After another hour of literally swimming through the snow, we took a small break of hot tomato soup and a local brew. The interiors of this restaurant were fascinating, the chairs heads, the frescos on the walls were all wood carved. It looked like a set right out of Hollywood movie. Walking through the streets at night was absolutely safe. Being an off peak seasons, the restaurants close at 9pm, nonetheless one sees a number of American and Japanese tourists enjoying the cityscapes at
night. Another unique feature of Rothenburg that we noticed right away, was that almost everyone spoke or understand basic English.

The following day, we got our hands on a map and started on our discovery routine, first stop was the magnificent St. Jakobs Church. The thing of interest here is the Altar of the Holy Blood, a masterpiece of the famous Würuburg sculptor Riemenschneider. The relic itself is contained in the rock Crystal capsule set in the reliquary cross in the centre of the shrine. Then we moved onto Käthe Wohlfahrt, Christmas museum, the only one in the whole world that is open 365 days of a year. It contains approximately 30000 Christmas decorations. The museum is worth a visit, it tells the history of Christmas, each item that we assume is only for decoration actually has historical significance, everything from how Santa looks, the tree, cards etc. Its as if one is walking through Harry`s magic world.
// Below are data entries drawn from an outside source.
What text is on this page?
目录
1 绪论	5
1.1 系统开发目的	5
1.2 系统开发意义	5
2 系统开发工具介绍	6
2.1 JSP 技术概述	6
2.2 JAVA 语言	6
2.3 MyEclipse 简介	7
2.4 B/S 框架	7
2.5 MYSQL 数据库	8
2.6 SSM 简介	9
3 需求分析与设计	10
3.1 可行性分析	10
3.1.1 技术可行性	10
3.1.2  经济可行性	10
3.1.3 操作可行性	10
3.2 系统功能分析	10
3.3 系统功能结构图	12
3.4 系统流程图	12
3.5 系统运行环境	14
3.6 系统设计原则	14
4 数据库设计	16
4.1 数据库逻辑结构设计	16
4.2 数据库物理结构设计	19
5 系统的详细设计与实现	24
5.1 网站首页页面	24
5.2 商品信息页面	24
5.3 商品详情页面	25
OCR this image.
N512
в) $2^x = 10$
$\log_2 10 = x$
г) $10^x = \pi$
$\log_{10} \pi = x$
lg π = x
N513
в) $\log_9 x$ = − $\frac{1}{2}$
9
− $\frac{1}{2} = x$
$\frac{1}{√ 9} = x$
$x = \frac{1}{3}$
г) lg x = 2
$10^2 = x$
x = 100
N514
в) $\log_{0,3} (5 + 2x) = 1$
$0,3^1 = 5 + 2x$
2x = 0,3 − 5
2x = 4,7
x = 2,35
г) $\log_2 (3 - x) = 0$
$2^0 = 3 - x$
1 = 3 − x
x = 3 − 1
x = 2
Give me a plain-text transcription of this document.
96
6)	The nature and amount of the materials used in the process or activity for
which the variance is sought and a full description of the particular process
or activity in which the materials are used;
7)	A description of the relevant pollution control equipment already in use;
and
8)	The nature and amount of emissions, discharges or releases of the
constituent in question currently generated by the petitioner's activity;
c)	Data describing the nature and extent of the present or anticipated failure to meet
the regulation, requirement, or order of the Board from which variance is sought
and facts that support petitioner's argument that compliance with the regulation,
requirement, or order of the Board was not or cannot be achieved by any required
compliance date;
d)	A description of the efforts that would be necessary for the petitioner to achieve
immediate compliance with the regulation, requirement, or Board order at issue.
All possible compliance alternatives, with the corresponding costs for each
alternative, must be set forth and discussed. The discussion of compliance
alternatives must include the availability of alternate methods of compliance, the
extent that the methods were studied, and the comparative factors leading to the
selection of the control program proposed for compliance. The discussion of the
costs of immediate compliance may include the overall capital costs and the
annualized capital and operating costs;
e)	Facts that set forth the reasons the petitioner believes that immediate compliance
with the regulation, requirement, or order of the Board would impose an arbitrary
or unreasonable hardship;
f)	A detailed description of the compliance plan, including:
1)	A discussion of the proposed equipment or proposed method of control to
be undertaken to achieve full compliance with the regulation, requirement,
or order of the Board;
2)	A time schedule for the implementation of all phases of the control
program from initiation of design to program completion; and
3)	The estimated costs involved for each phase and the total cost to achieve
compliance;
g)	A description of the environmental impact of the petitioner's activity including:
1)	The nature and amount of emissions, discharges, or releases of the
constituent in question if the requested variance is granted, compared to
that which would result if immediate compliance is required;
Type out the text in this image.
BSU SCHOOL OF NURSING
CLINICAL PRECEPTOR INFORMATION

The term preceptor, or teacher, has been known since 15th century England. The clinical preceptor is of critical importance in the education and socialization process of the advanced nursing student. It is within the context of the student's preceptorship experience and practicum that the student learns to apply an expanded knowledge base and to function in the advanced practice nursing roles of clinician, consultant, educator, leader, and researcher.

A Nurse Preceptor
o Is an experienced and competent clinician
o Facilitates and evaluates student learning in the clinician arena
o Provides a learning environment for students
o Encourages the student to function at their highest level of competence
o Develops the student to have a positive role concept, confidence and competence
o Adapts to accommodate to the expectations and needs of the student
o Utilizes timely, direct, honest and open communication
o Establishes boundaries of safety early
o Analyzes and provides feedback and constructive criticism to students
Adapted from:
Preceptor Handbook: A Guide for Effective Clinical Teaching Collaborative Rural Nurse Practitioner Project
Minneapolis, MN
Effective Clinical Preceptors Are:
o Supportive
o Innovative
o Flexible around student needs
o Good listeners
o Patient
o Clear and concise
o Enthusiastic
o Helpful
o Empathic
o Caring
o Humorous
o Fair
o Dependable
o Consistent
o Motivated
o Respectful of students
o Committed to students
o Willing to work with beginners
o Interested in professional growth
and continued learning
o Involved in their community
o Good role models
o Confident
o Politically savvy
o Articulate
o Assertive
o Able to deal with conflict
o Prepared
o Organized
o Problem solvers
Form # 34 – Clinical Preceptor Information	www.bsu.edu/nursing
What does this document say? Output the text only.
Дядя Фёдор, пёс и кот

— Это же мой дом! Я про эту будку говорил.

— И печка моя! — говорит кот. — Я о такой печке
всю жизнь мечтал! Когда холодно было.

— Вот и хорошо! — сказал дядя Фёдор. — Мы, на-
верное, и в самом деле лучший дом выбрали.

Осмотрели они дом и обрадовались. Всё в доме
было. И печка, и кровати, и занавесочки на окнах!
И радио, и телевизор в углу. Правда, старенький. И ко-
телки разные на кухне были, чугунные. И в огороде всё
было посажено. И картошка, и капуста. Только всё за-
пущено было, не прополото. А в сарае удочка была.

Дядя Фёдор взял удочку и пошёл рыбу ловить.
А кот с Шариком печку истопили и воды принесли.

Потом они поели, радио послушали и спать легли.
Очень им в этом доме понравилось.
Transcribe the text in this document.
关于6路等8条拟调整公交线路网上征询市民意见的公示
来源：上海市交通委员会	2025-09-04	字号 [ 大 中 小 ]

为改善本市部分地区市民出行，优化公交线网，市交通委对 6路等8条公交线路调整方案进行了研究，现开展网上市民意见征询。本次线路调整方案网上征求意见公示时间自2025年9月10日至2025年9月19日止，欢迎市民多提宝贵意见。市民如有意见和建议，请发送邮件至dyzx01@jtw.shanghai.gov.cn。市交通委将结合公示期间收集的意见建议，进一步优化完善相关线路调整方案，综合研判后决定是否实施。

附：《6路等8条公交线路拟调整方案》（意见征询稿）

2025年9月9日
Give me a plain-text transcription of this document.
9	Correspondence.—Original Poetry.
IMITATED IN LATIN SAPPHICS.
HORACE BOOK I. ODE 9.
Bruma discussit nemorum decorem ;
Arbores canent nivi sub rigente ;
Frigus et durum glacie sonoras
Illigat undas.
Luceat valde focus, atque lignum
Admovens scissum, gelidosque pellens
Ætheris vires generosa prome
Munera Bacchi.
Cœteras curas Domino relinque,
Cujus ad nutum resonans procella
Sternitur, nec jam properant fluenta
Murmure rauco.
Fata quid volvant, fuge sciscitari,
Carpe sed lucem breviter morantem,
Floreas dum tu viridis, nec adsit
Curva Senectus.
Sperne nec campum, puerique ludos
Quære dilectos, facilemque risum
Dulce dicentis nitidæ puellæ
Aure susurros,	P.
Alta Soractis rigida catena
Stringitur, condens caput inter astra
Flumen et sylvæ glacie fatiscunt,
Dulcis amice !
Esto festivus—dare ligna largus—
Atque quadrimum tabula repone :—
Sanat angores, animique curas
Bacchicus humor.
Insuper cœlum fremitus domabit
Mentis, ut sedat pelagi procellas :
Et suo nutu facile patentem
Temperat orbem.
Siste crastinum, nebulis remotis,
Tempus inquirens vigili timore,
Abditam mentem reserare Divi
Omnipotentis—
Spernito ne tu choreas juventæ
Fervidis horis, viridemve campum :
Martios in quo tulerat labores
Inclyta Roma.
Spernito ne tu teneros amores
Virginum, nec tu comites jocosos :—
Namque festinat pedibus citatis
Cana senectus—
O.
There are loads of things to see, including the city garden which obviously was covered in snow, but didn’t deter us from enjoying the splendid view one gets from there. Set like a painting, white background, silhouette of houses and, smoke streaming out of the chimneys…. breathtaking. Playing in the snow we came across a memorial covered in snow, on cleaning it appeared, it was the Pogrom Memorial Stone. Was not aware of this, our history lessons conveniently skip all this. There was an attempt to exterminate Jews way back on 1298 in Rothenburg. This was a memorial to that horrific event. Sombered by this we kept our walk on through the city, encountered another city gate and the moat, that was frozen.

After a break of delicious lunch accompanied by Gluh Wein and home-made ice cream, Rum Becheter; we moved on to the most interesting leg i.e. the city wall rampart, yes you can climb up, no fees. If you are Tolkien fan, you would have read descriptions of fortresses of Gondor and Rohan, this was more like Rohan, for those who do not read, alas! refer LOTR, Two Towers movie, see the soldiers of Rohan walking along wall ramparts, this is just like that. Its fun, you circle the whole perimeter of the city during the walk. No need to pay big bucks in Orlando in a fake castle, when you can touch the real thing for free. Also if you are interested in merchandise this is the place to be, there were shops selling the Elvish blade, the Orc armour, miniature knights.

There are a lot of activities for sport enthusiasts, in summer one can enjoy several forest trails, and in winter there are a zillion ski locations close by.

After an early dinner, we were ready for yet another invigorating experience, `The Nightwatchman Tour`; this comes highly recommended on Tripadvisor. and this was special as it was the last tour of 2014. He appears as if from thin air, in all his attire, charms the crowd in the first 5 mins and whooshed them away hundreds of years back into history of the dark ages, black death, 30 yr war, and more recent history of the WW II and why the town still stands intact. The stories are all available on wikipedia but his style of presentation and passion makes all the difference. At 7 Euros per person it is pocket change for a splendid tour. Our feet were throbbing but we didn’t want to stop, so we took another stroll, only when we were about to drop did we retire to our hotel

I for one don’t want to be restricted to paintings and photographs, when i see something beautiful in a photo, i prefer to live it. Thats exactly what i wanted to do when I laid eyes on a photo of Rothenburg. Yet another dream fulfilled!